The night continued in earnest until we found ourselves in some dingy club that charged eight quid a drink. Realising that all the punters looked as if they had been smashed in the face by a shopping trolley we called stumps.

We wandered drunkenly back to the Lion. Joz gave me a leg up, allowing me to open the window and tumble in. Joz was about halfway up when I got a feeling in my waters. The night was about to take an interesting twist.

A “Rees, I think we’re nicked” from Joz confirmed as much.

Two Bobbys, on night patrol, deemed that it was their obligation to enquire as to the rationale behind a 3am climb into the first floor window of a pub by two piss-wrecked Australians.

It was my place of employment and abode, I explained.

Unconvinced, they sensibly asked why we had opted out of using the front door.

I outlined the complicated constraints of my accommodation arrangement at the Lion.

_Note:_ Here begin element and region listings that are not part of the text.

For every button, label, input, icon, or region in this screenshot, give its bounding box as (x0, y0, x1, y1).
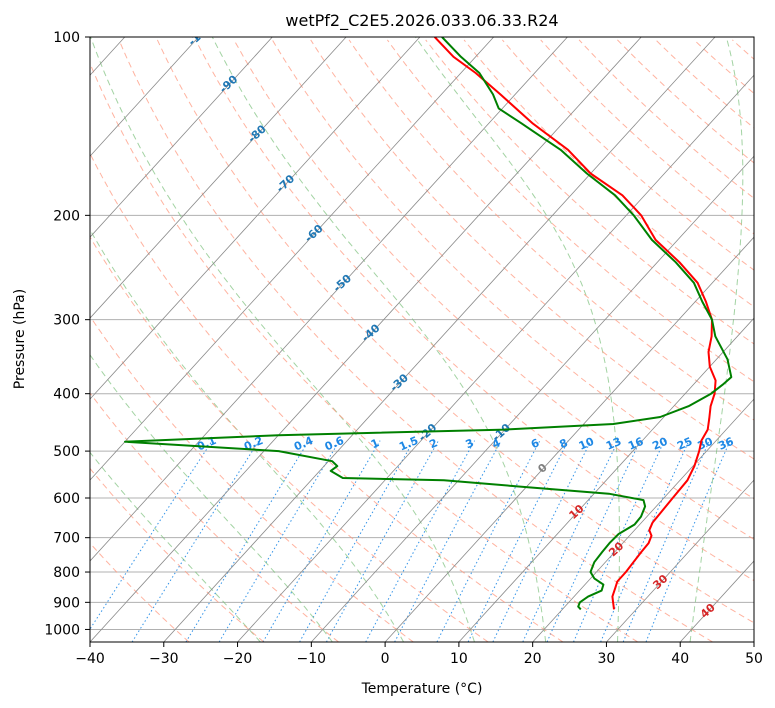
isotherm-line (606, 479, 754, 642)
dry-adiabat (233, 39, 754, 540)
mixing-ratio-line (218, 440, 341, 642)
isotherm-line (311, 155, 754, 642)
isotherm-line (90, 37, 494, 481)
mixing-ratio-line (185, 440, 310, 642)
y-tick-label: 200 (53, 208, 80, 224)
moist-adiabat (90, 451, 261, 642)
dry-adiabat (771, 40, 775, 642)
moist-adiabat (414, 37, 620, 642)
dry-adiabat (90, 392, 339, 642)
dry-adiabat (540, 39, 754, 235)
isotherm-line (90, 37, 347, 319)
mixing-ratio-line (299, 440, 415, 642)
mixing-ratio-line (573, 440, 665, 642)
dry-adiabat (348, 39, 754, 421)
isotherm-line (90, 37, 421, 400)
plot-contents: -100-90-80-70-60-50-40-30-20 -10010203040… (90, 20, 775, 642)
dry-adiabat (90, 152, 564, 642)
mixing-ratio-line (325, 440, 439, 642)
x-axis-title: Temperature (°C) (361, 681, 483, 697)
y-tick-label: 100 (53, 30, 80, 46)
mixing-ratio-line (131, 440, 260, 642)
isotherm-line (384, 236, 754, 642)
y-axis-title: Pressure (hPa) (12, 289, 28, 389)
x-tick-label: −10 (297, 651, 327, 667)
mixing-ratio-line (262, 440, 381, 642)
mixing-ratio-line (365, 440, 476, 642)
isotherm-line (237, 74, 754, 642)
profile-series (124, 37, 733, 611)
mixing-ratio-line (467, 440, 569, 642)
isotherm-line (753, 641, 754, 642)
y-tick-label: 700 (53, 531, 80, 547)
mixing-ratio-label: 16 (626, 435, 646, 453)
moist-adiabats (90, 37, 744, 642)
y-tick-label: 800 (53, 565, 80, 581)
x-tick-label: 40 (671, 651, 689, 667)
dry-adiabat (118, 39, 713, 642)
isotherm-line (90, 37, 273, 238)
x-tick-label: −40 (75, 651, 105, 667)
isotherm-line (90, 37, 199, 157)
x-tick-label: −30 (149, 651, 179, 667)
y-tick-label: 1000 (44, 622, 80, 638)
x-axis-ticks: −40 −30 −20 −10 0 10 20 30 40 50 (75, 642, 763, 667)
isotherm-line (532, 398, 754, 642)
mixing-ratio-label: 13 (604, 435, 623, 453)
y-tick-label: 600 (53, 491, 80, 507)
x-tick-label: 0 (381, 651, 390, 667)
mixing-ratio-label: 10 (577, 435, 597, 453)
mixing-ratio-label: 20 (650, 435, 670, 453)
y-tick-label: 400 (53, 387, 80, 403)
mixing-ratio-line (90, 440, 213, 631)
isotherm-label: -100 (186, 20, 215, 48)
mixing-ratio-line (622, 440, 710, 642)
skewed-isotherms (90, 37, 754, 642)
dry-adiabat (386, 39, 754, 383)
moist-adiabat (90, 228, 405, 642)
dry-adiabat (90, 62, 639, 642)
y-tick-label: 500 (53, 444, 80, 460)
x-tick-label: −20 (223, 651, 253, 667)
pressure-gridlines (90, 37, 754, 630)
isotherm-line (163, 37, 716, 642)
dry-adiabat (502, 39, 754, 271)
y-tick-label: 300 (53, 313, 80, 329)
plot-frame (89, 36, 755, 643)
chart-title: wetPf2_C2E5.2026.033.06.33.R24 (285, 11, 558, 31)
moist-adiabat (90, 37, 475, 642)
moist-adiabat (211, 37, 547, 642)
temperature-profile-line (433, 37, 717, 610)
mixing-ratio-label: 36 (716, 435, 736, 453)
y-axis-ticks: 100 200 300 400 500 600 700 800 900 1000 (44, 30, 90, 638)
x-tick-label: 10 (450, 651, 468, 667)
dewpoint-profile-line (124, 37, 733, 611)
dry-adiabat (90, 315, 414, 642)
mixing-ratio-label: 25 (675, 435, 694, 453)
mixing-ratio-line (492, 440, 592, 642)
moist-adiabat (90, 354, 333, 642)
isotherm-line (90, 37, 642, 642)
isotherm-line (90, 37, 568, 562)
dry-adiabat (195, 39, 754, 582)
moist-adiabat (689, 37, 744, 642)
x-tick-label: 30 (598, 651, 616, 667)
x-tick-label: 50 (745, 651, 763, 667)
dry-adiabat (271, 39, 754, 500)
y-tick-label: 900 (53, 595, 80, 611)
isotherm-line (458, 317, 754, 642)
dry-adiabat (310, 39, 754, 460)
dry-adiabats (90, 39, 775, 642)
x-tick-label: 20 (524, 651, 542, 667)
dry-adiabat (90, 236, 489, 642)
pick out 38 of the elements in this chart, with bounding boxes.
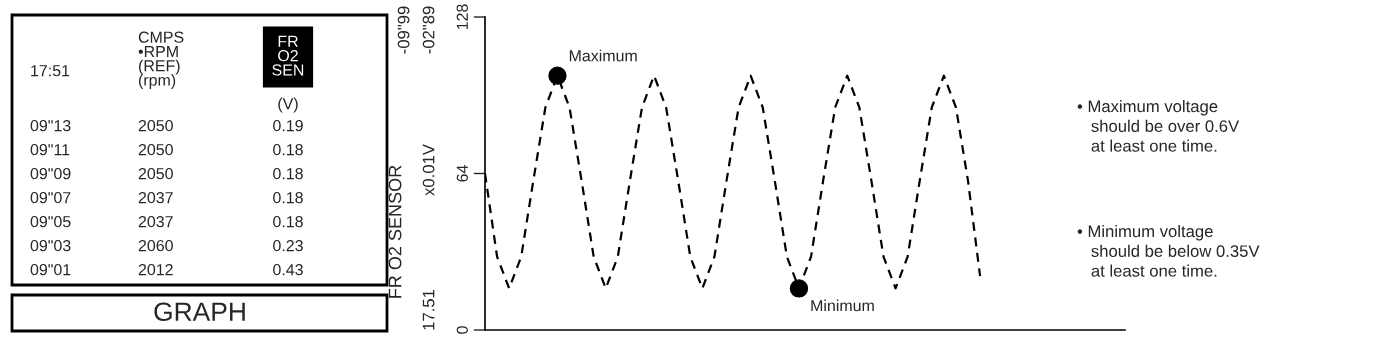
data-label: Minimum bbox=[811, 299, 874, 312]
text: 09"05 bbox=[30, 215, 71, 228]
text: x0.01V bbox=[422, 144, 435, 196]
text: 0.18 bbox=[273, 215, 303, 228]
text: 0.23 bbox=[273, 239, 303, 252]
text: -02"89 bbox=[422, 6, 435, 54]
text: 2050 bbox=[138, 167, 173, 180]
text: 2060 bbox=[138, 239, 173, 252]
y-tick-label: 128 bbox=[456, 4, 468, 30]
text: 09"07 bbox=[30, 191, 71, 204]
text: 17.51 bbox=[422, 289, 435, 330]
text: -09"99 bbox=[397, 6, 410, 54]
text: 2037 bbox=[138, 191, 173, 204]
annotation: • Minimum voltage should be below 0.35V at least one time. bbox=[1077, 225, 1260, 277]
text: 2050 bbox=[138, 143, 173, 156]
data-label: Maximum bbox=[569, 49, 637, 62]
text: 09"01 bbox=[30, 263, 71, 276]
text: 0.19 bbox=[273, 119, 303, 132]
text: 09"13 bbox=[30, 119, 71, 132]
text: 0.18 bbox=[273, 191, 303, 204]
text: 2050 bbox=[138, 119, 173, 132]
text: 09"03 bbox=[30, 239, 71, 252]
text: 0.18 bbox=[273, 143, 303, 156]
y-tick-label: 64 bbox=[456, 165, 468, 182]
text: 17:51 bbox=[31, 65, 70, 77]
text: CMPS •RPM (REF) (rpm) bbox=[138, 31, 184, 89]
text: GRAPH bbox=[154, 302, 245, 322]
y-tick-label: 0 bbox=[456, 326, 468, 334]
text: 0.43 bbox=[273, 263, 303, 276]
annotation: • Maximum voltage should be over 0.6V at least one time. bbox=[1077, 100, 1240, 152]
text: 09"09 bbox=[30, 167, 71, 180]
text: 2037 bbox=[138, 215, 173, 228]
text: 2012 bbox=[138, 263, 173, 276]
text: 09"11 bbox=[30, 143, 70, 156]
text: FR O2 SEN bbox=[272, 35, 304, 76]
y-axis-title: FR O2 SENSOR bbox=[388, 165, 402, 298]
text: 0.18 bbox=[273, 167, 303, 180]
text: (V) bbox=[278, 97, 298, 113]
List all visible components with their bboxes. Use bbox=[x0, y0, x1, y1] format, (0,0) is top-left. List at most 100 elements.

They understood but explained that were required to confirm my story with the manager.

I explained that would most likely cost me my job.

They understood but explained that were required to confirm my story with the manager.

I gave them Henry’s number.

They called.

A brief discussion ensued then Henry poked his head out of the second storey window.

He unleashed a frightful tirade.

I responded in kind.

In no uncertain terms, he told me that we would sort out our differences in the morning and he told Joz that the Lion’s doors weren’t open to lads of his sort.

This turn of events left Joz in a bit of a pickle. It was 4am on a cold, damp London night and he was a long way from his bed. Opting for the only sensible option, he decided to lodge an application for a night in the warmth and comfort of the holding cell.

Joz began his impromptu interview by conveying to Henry his initial impressions of him. He then proceeded to share his impressions of the two Bobbies with the entire neighbourhood. He capped this virtuoso performance with a fly kick to the back of the Bobby mobile.

I was impressed. I even think Henry was impressed. Unfortunately, the two Bobbies weren’t and to show this displeasure they decided not to arrest him. Instead, leaving him to the London cold.

Disheartened, Joz wandered off to get a minicab (so he said) and I closed my window and began to pack.

At 8:00am Henry and I briefly resumed our discussion from the previous night. At 8:08am my employment at the Lion was ceased by mutual agreement.

I bid farewell to Billy and made my way out.

Walking up the street I called Joz, he had slept in the train station elevator down the road, not as good as a holding cell but cheaper than a minicab.